5. Reset the WAL meta queue memory space, reload slot information from the shared storage, and set the LSN of the LogIndex BGW process to the minimum value among the current consistency LSNs, so that the LogIndex BGW process starts a new replay from this point.
6. Set the node role to primary and set the status of the LogIndex BGW process to POLAR_BG_ONLINE_PROMOTE. Then, the cluster can provide data reads and writes.
The following figure shows the Startup process.

LogIndex BGW process

The LogIndex BGW process has its own state machines and runs based on the state machine throughout its lifecycle. The following table describes the states of the LogIndex BGW process.

State	Description
POLAR_BG_WAITING_RESET	The LogIndex BGW process is in the reset state, notifying other processes that the state machine changes.
POLAR_BG_ONLINE_PROMOTE	The LogIndex BGW process reads LogIndex data, organizes and distributes replay tasks, and uses the parallel replay process group to replay WAL logs. The LogIndex BGW process in this state must replay all LogIndex data before it changes the state. The LogIndex BGW process also determines the LSN for background replay.
POLAR_BG_REDO_NOT_START	Indicates the end of the replay task.
POLAR_BG_RO_BUF_REPLAYING	When the read-only is running, the LogIndex BGW process in this state reads LogIndex data and replays WAL logs in a sequential manner. Each time a replay task is complete, the LogIndex BGW process determines the LSN for background replay.
POLAR_BG_PARALLEL_REPLAYING	The LogIndex BGW process reads LogIndex data, organizes and distributes replay tasks, and uses the parallel replay process group to replay WAL logs.
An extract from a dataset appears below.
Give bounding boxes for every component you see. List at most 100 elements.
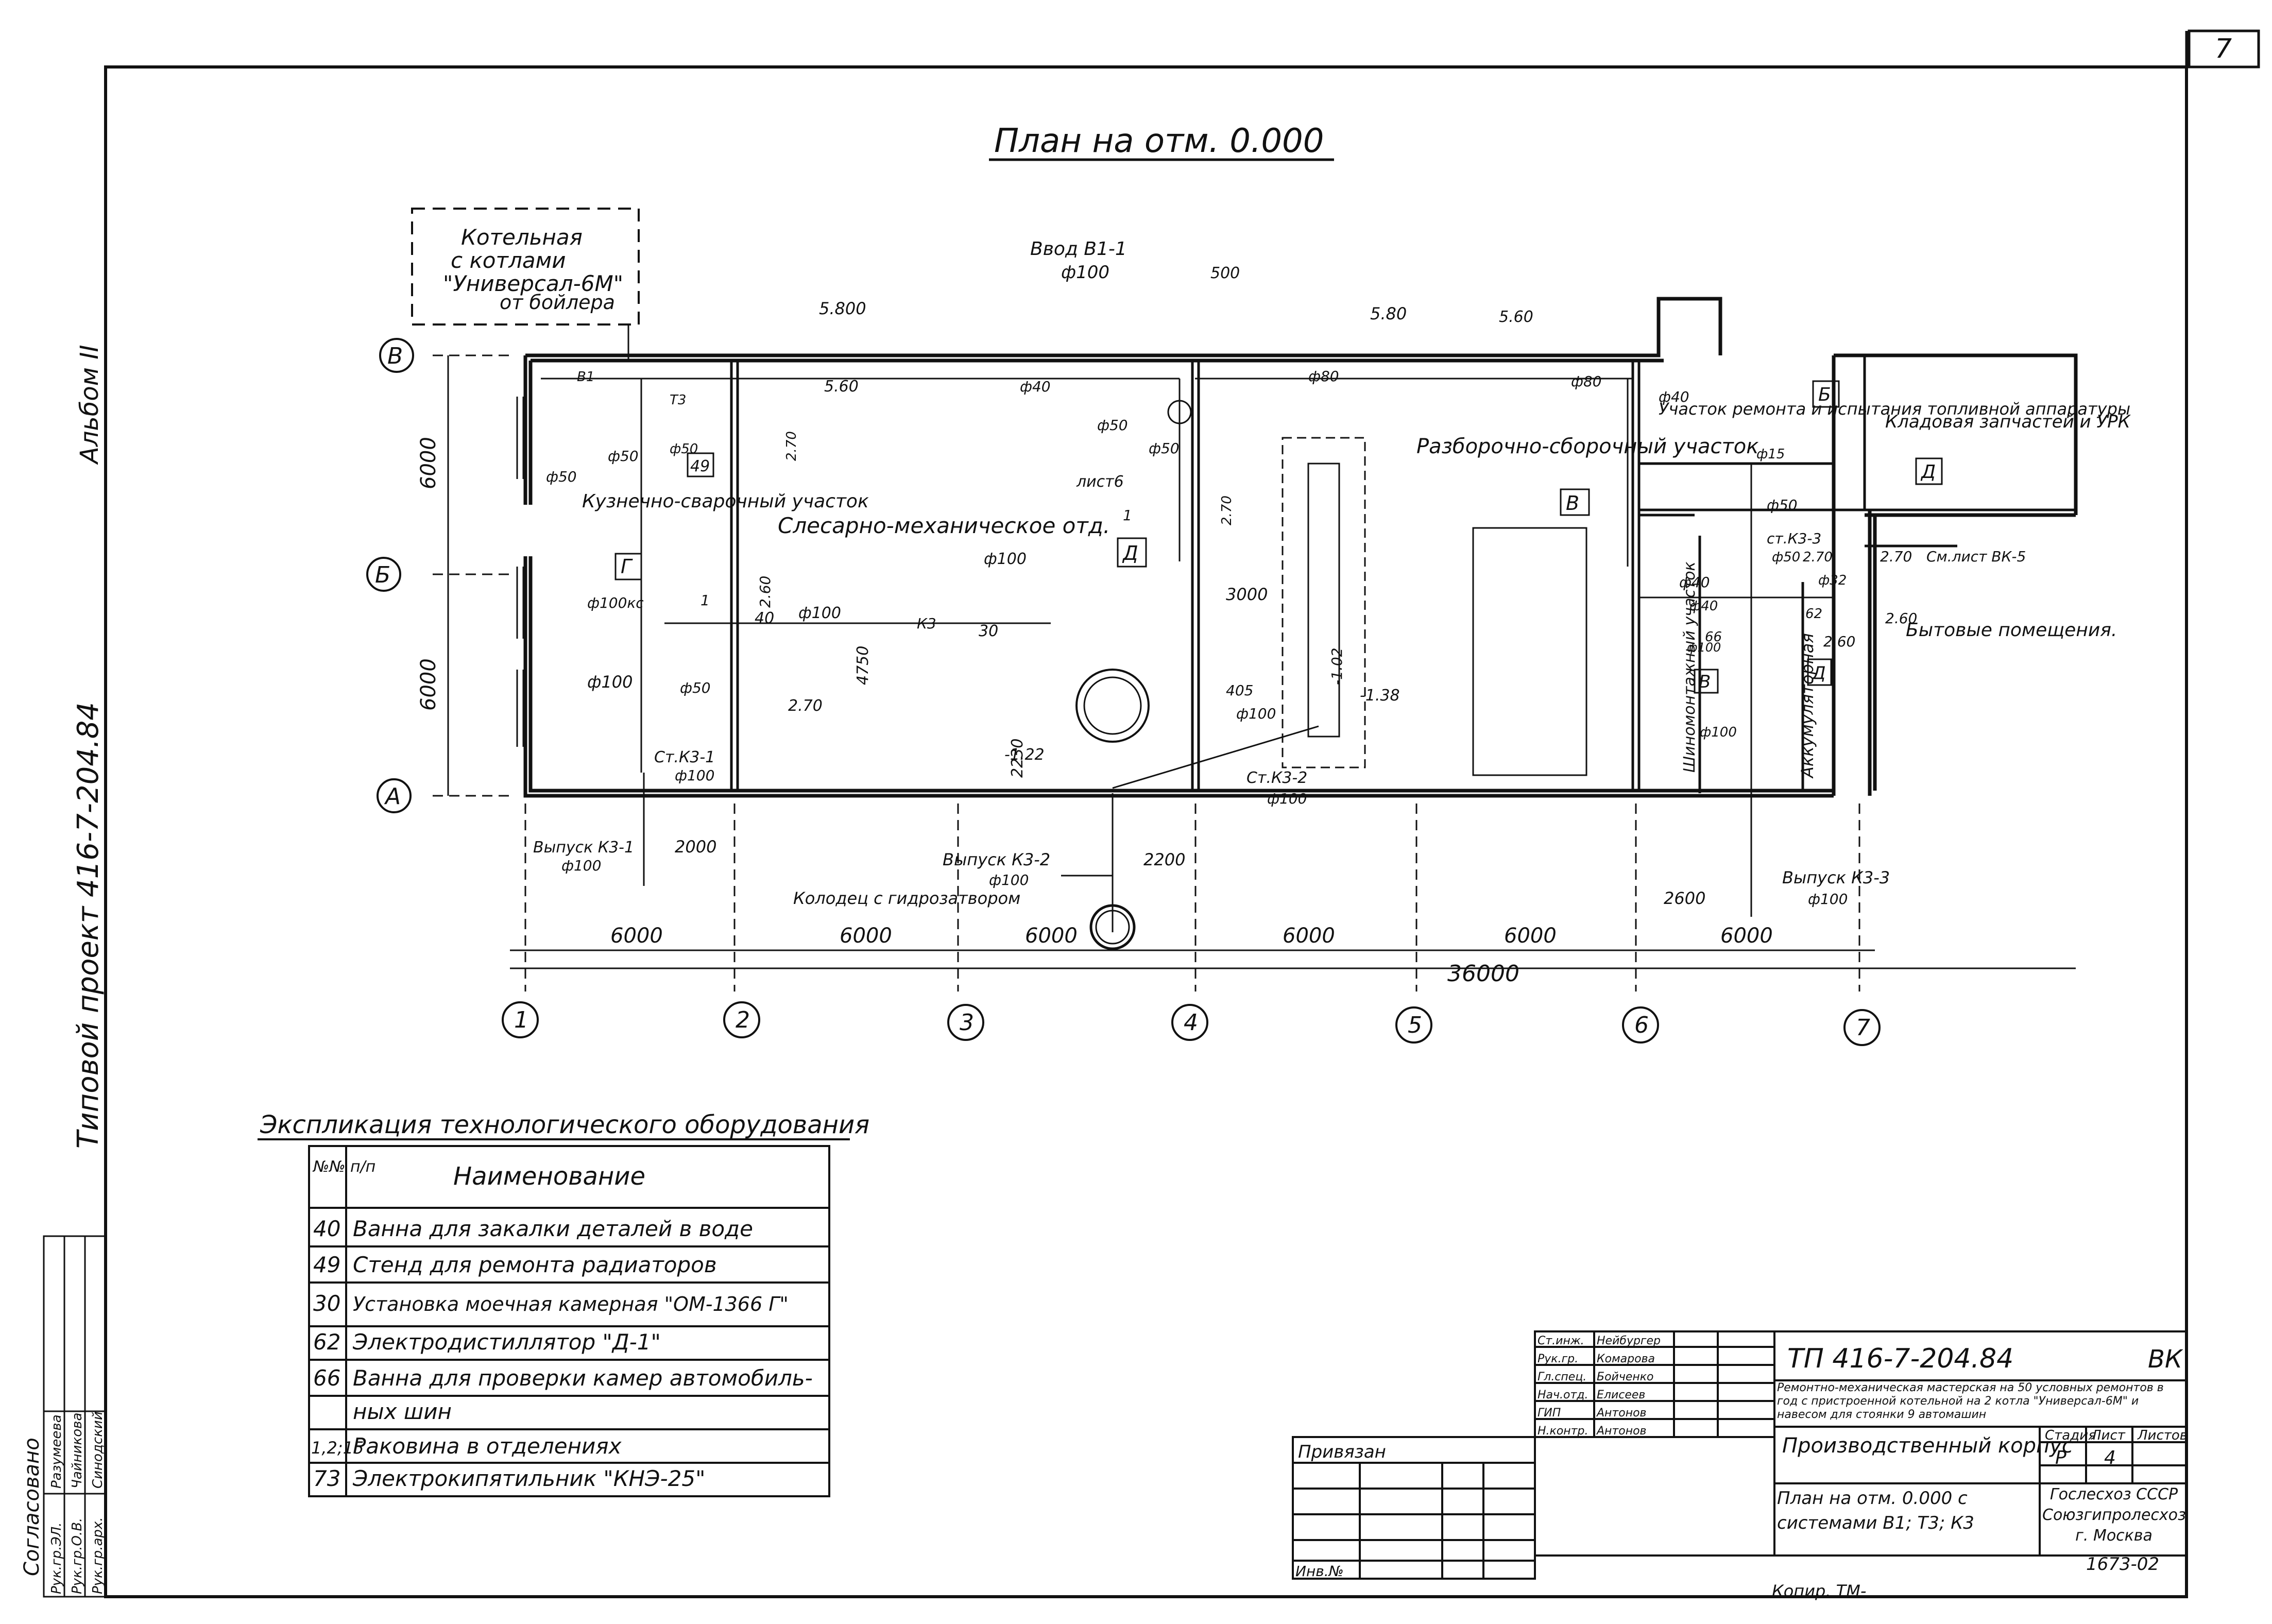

Each time a replay task is complete, the LogIndex BGW process determines the LSN for background replay.

The following figure shows the states of the LogIndex BGW process.

LogIndex BGW进程处理过程

After the LogIndex BGW process receives the SIGUSR2 signal from the Postmaster process, it performs the following online promote operations:

Save all LogIndex data to the storage and change the status to POLAR_BG_WAITING_RESET.
Wait for confirming that the Startup process enters the POLAR_BG_ONLINE_PROMOTE state.
- Before the read-only node is promoted, he LogIndex BGW process replays only the pages in the buffer pool.
- When the read-only node is being promoted, the LogIndex BGW process replays all WAL logs in a sequential manner, and calls MarkBufferDirty to mark the pages as dirty, waiting for the pages to be flushed.
- When a replay task is complete, the LogIndex BGW process determines the LSN for background replay and then changes the status to POLAR_BG_REDO_NOT_START.

Flushing control
Each dirty page has the oldest LSN, which is sequential in the FlushList. This LSN is used to determine the consistency LSN.
After the read-only node is promoted and if the current WAL LSN is set to the oldest LSN of the buffer, a new consistency LSN is set before data of LSNs that are lower than the oldest LSN is saved to the storage.
The online promote feature must solve two issues:
- How to set the oldest LSN for dirty pages during WAL replay on the old primary node?
- How to set the oldest LSN for dirty pages generated by the new primary node?
Note
During the online promote process, PolarDB for PostgreSQL sets the oldest LSN of the dirty pages generated in the preceding two cases to the LSN determined by the LogIndex BGW process. Only when all buffers marked with the same oldest LSN are saved to the storage, the process determines the new LSN.